Судьба детей Котовского не интересовала его «товарищей-соратников».

На меня они смотрели как на верного пса Котовского и они в этом не ошиблись. Их месть порой была мелочной. Старые бойцы-котовцы помнят, что после разгрома Петлюры в Паланке они представили список к представлению к награде (Григорий Иванов, предоставлял это право полковым комиссиям, а затем утверждал списки) и в том числе меня представили. Григорий Иванович зачеркнул меня, сказал, что хотя я и заслужила, но эта награда будет горька, ибо бросят в упрек «товарищи», что Котовский наградил свою жену орденом. После смерти Григория Ивановича, они снова подали характеристику к 10 годовщине Кр. Армии к награждению меня орденом — вычеркнута. К десятилетию дивизии им. Котовского бойцы снова ставили вопрос — вычеркнута и т. д.

На праздновании десятилетия АМССР я по болезни не могла быть, но считала, что Гришутка должен быть, тем более что предстояло открытие памятника на могиле отца. Я отправила Гришу с бывшим бойцом. У руководителей АМССР Старого и Воронович нашлось нахальства не дать места на трибуне сыну Котовского. Григорий Иванович Петровский увидел Гришу и взял его на все время празднества, и с собой привез его домой в Киев.

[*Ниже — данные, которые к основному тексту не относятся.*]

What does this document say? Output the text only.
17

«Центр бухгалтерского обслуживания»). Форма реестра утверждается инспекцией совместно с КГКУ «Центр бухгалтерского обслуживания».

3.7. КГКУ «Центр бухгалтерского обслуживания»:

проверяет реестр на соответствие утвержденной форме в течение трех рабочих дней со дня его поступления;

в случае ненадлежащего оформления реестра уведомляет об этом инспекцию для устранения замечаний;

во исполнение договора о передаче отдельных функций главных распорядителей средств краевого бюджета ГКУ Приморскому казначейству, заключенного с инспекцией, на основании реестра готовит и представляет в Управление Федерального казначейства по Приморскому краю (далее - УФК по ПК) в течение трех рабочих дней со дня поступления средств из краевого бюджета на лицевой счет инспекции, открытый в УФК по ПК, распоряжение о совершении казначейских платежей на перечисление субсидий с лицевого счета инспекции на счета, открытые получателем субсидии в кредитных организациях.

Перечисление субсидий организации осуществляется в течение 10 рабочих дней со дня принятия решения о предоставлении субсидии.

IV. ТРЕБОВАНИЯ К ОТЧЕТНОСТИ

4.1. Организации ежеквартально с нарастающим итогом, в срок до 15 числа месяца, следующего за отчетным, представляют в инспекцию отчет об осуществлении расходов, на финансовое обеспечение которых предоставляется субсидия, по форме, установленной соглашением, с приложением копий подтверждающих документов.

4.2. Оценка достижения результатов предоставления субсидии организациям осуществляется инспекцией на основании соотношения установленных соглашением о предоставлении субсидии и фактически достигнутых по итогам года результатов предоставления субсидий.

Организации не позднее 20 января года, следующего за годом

Мучительно было все это пережить за 12 лет. Первый год до суда я день и ночь искала пути раскрытия убийства — дошла до галлюцинации. Процедура суда убедила меня в пристрастии суда. Я замкнулась. Я ждала, что правда выявится, но до 1937 г. считала, что Котовский убит румынской сигуранцей, а они только рады были, что нет судьи их совести, который знает их мелкие душонки, а теперь у меня твердое убеждение, что они его поспешили убрать с дороги, а затем убрали и убийцу, как липший язык.

Ведь неслучайно, что после нашего приезда в Чабанку, туда приехала отдыхать мать Фельдмана — одного из расстрелянной восьмерки. Она могла описать всю обстановку, кстати сказать очень подходящую для убийства Котовского.